从恋尸癖性格这个概念中,我们可以看到,弗洛伊德所说的以里比多理论为基础的“肛门型性格”和他的纯生物学的思辨之间存在着某种联系。弗洛伊德的死本能这个概念乃是从纯生物学的思辨中推导出来的。同样,在弗洛伊德的“生殖型性格”和生本能乃恋生癖之间也存在着某种联系。这是将弗洛伊德的早期理论和晚期理论连结起来所进行的第一项工作。我们希望,未来的研究将会有助于扩大这种联系。
当我们回到产生恋尸癖性格的社会状况时,又出现了下述这些问题:恋尸癖与当代工业社会的精神之间有何关系?此外,恋尸癖及其对生活的冷漠态度,对核战争的动机来说究竟会有什么意义?
我不可能在这里全面地论述促使现代战争发生的一切原因,这些原因不仅导致了以前各次战争爆发,而且也将导致目前核战争的爆发。但是,我想论述其中的一个原因,这是与核战争有关的、十分重要的心理学问题。不管以前各次战争有多么合理——自卫反击、经济利益、解放、荣誉、捍卫生活方式——这些不能成为核战争的真正理由。事实上,当一个国家的绝大多数人在几小时内被烧成灰烬时,当所有的文化中心被摧毁、侥幸残存的活人羡慕死者并过上一种原始野蛮的生活的时候,根本就不存在什么自卫、利益、解放和荣誉。[我不能接受这些理论,因为这上结理论试图让我们相信:(1)六千万美国人的突然死亡并没有对我们的文明产生深远的、破坏性的影响;(2)甚至在核战争发生以后,这种理由仍然存在于敌人中,即他们是按照防止全面毁灭的一系列规则来指挥战争的。]
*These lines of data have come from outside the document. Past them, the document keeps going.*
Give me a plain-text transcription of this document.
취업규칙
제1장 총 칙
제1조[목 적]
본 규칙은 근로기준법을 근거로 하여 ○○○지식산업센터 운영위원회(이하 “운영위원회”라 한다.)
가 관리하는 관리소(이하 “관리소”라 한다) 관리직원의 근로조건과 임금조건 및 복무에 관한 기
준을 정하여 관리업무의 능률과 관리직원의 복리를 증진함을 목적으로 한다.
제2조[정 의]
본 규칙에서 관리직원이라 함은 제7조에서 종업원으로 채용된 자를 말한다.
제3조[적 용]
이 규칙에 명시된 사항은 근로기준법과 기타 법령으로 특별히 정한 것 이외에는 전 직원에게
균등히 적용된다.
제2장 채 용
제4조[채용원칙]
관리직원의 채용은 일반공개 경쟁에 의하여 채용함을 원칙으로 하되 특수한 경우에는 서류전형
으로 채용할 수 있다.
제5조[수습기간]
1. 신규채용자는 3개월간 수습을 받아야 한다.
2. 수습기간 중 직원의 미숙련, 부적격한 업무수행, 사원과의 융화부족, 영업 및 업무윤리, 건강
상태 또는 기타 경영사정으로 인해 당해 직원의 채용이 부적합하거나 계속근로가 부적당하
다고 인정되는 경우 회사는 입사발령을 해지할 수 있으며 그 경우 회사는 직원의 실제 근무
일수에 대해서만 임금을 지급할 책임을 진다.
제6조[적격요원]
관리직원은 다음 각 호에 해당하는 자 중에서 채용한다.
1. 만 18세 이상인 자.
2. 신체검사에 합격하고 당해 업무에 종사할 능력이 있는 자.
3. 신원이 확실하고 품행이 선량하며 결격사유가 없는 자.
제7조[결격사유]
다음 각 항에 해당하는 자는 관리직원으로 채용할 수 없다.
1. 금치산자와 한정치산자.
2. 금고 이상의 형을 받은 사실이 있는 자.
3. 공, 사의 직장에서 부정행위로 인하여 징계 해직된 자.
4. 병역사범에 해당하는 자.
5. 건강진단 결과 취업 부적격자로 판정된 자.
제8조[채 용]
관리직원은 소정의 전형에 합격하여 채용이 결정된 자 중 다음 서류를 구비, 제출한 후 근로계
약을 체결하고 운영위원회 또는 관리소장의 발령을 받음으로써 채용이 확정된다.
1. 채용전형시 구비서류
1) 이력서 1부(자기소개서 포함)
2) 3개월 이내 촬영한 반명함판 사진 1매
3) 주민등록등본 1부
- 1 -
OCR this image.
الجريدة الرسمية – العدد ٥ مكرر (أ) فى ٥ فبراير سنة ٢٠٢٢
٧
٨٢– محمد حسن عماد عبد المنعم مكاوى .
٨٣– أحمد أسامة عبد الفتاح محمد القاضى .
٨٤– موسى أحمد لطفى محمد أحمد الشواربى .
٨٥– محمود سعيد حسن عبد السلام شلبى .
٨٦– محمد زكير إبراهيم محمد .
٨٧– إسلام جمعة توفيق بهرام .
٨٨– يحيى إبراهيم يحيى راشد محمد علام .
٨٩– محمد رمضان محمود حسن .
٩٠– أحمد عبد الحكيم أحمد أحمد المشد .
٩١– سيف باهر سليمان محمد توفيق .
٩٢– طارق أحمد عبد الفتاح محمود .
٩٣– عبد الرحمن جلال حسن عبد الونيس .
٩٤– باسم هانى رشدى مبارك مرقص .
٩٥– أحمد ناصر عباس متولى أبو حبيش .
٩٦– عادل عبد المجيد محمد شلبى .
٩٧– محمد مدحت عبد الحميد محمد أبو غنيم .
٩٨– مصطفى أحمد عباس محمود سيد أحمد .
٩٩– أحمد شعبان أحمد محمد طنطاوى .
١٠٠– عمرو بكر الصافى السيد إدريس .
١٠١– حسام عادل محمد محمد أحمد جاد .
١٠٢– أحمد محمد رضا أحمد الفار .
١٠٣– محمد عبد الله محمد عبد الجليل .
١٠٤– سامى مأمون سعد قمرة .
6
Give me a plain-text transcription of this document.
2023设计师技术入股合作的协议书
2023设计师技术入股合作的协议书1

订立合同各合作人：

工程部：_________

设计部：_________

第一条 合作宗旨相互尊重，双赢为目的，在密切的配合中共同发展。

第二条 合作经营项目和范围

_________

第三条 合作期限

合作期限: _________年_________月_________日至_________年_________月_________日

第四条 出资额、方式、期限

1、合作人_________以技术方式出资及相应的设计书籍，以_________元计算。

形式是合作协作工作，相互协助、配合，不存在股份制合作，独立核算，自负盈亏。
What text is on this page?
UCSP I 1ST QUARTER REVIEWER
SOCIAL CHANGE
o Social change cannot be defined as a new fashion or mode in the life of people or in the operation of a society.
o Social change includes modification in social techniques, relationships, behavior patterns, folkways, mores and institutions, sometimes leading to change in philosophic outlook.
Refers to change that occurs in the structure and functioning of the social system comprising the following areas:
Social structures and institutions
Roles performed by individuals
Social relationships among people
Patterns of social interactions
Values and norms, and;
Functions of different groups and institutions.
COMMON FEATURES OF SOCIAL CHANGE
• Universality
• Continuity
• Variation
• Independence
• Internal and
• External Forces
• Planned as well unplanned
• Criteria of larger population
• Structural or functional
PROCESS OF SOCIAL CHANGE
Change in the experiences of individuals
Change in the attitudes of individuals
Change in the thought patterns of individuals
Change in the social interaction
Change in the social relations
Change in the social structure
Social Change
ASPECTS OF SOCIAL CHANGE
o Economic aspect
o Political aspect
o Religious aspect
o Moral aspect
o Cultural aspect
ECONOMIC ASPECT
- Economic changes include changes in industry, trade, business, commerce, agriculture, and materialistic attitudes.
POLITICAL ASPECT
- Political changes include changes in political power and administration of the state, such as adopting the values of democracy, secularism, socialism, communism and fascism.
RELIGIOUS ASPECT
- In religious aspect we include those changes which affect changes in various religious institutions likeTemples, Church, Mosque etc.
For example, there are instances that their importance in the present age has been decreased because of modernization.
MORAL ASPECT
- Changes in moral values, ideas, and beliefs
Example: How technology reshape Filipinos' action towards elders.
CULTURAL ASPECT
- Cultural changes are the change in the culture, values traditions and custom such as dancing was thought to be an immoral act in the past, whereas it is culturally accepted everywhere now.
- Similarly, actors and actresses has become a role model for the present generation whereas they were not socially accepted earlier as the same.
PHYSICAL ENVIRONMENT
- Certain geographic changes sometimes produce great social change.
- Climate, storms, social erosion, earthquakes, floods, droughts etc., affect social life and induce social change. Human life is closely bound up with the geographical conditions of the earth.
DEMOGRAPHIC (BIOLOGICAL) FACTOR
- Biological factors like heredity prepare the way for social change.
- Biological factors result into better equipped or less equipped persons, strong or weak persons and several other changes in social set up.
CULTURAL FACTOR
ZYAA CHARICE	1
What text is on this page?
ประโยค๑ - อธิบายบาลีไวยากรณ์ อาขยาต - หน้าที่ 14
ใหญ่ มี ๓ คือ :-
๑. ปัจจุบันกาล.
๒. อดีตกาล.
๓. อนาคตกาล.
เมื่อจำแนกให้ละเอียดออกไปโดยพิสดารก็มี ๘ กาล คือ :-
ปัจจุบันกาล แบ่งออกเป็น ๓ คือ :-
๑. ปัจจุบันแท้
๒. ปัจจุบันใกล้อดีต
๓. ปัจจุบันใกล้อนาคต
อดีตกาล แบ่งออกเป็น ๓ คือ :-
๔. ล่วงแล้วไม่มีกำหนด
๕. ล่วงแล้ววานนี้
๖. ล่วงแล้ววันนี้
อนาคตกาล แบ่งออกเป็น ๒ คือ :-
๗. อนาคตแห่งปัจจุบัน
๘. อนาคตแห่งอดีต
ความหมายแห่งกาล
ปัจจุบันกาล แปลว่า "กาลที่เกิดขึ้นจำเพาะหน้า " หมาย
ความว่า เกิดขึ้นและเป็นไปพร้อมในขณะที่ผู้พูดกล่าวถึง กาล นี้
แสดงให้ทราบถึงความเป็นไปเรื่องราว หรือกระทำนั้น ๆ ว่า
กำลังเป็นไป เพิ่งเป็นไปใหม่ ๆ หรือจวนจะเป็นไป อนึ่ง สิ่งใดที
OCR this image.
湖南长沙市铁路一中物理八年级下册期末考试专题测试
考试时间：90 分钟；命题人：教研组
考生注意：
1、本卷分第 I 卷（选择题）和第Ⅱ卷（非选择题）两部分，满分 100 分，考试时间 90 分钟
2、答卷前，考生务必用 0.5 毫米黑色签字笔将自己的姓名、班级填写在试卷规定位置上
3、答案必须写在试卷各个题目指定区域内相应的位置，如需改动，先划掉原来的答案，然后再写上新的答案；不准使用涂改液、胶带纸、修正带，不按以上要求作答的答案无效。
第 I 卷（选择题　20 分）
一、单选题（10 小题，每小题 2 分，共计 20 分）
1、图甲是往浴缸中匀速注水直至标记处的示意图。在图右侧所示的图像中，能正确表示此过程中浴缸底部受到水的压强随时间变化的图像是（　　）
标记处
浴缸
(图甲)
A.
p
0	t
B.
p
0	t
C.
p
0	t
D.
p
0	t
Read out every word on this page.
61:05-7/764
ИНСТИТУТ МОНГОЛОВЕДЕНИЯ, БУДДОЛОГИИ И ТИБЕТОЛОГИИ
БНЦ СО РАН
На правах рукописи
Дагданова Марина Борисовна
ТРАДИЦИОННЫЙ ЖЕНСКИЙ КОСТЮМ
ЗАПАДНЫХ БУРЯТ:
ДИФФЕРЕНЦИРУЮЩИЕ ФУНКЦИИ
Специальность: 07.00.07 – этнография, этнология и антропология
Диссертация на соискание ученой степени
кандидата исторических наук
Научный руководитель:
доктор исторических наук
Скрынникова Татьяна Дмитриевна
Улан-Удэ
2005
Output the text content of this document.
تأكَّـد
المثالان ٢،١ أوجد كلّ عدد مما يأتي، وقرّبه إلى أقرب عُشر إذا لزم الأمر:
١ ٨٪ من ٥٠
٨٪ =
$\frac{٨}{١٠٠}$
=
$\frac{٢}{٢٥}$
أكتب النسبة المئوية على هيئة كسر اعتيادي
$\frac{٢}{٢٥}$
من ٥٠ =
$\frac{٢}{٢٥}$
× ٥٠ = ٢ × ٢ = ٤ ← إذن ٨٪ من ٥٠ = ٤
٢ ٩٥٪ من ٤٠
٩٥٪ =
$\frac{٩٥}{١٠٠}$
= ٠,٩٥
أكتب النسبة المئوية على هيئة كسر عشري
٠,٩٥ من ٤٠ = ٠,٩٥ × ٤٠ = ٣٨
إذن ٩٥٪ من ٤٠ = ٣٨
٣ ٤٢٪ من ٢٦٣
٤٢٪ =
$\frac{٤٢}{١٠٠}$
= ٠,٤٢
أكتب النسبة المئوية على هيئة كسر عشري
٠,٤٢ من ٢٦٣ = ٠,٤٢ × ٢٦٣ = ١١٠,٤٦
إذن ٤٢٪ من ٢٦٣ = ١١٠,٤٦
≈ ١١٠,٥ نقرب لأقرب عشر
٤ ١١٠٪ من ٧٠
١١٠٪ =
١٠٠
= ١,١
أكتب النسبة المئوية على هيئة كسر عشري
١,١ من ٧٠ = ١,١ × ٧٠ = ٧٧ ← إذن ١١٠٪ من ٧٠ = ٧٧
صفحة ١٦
但是,尽管这样,为什么还继续不断地进行核战争的准备?为什么扩张军备战较反对战争的呼声更高?我们如果理解为什么人们没有和自己的子孙们一起起来反对战争这个问题呢?为什么人们满可以过上美好的生活,但却如此地热衷于破坏一切呢?问题的答案有许多,[有一个很重要的答案似乎是以这一事实为基础的,即绝大多数人——尽管在许多情况下是无意识地——陷于对个人生命的忧虑之中。社会范围内所发生的持久的战争以及对失败的恐惧产生了永恒的忧虑和悲伤的状态,从而使每一个普通百姓忘却了对自己和世界的生存所造成的威胁]但而,没有一个答案可以对这些问题作出令人满意的解释,除非我们阐明这一点,即由于人们并不热爱生命,或者说,由于人们对生命毫不关心,许多人被死亡所吸引,因此,人们才不害怕全面的毁灭。
这一假说似乎与我们所说的这些论断相矛盾:我们认为,人人都热爱生命、害怕死亡;我们的文化为人们所提供的乐趣较以前任何一种文化都大。但是,我们也必须提出这样一个问题,也许我们所说的乐趣与欢乐和对生活的爱恋与享乐根本是两码事。
为了回答这些问题,我们必须重述先前对爱恋生和爱恋死的定向所作的分析。生命是有结构的演化的,就其本质而言,是不可预测,不可严格控制的。在生命的领域内,其他人只能受到各种生命力,如爱、刺激、范例的影响。生命以单个的形式,如一个人或一只小鸟、一朵花表现出来。“大众”的生命是不存在的,抽象的生命也是不存在的。今天,我们对生命的体验日益被机械化了,我们的主要目的是生产物品,并且在崇拜物品的生产过程中,我们自己也成了商品。人被当作数目来对待。问题并不在于这些人是否得到很好的照顾和抚养(就像得到很好保养的物品一样);而在于这些人究竟是物还是具有生命的存在。人们爱好机械装置远胜于有生命的存在。此外,研究人的方法也是纯理智的、抽象的。人们只是对作为客体的人、对人所共有的属性、对大众行为的统计规则感兴趣,而不是对活生生的个人感兴趣。所有这一切都是与日益起作用的官僚主义方法有关。在生产的庞大中心、在大城市、大的国家中,人的管理似乎与物的管理没有什么两样;人及其管理者被改造成了物,那么人就有被消灭的可能。所以,人在被消灭之前,总是失望的、并想扼杀一切生命。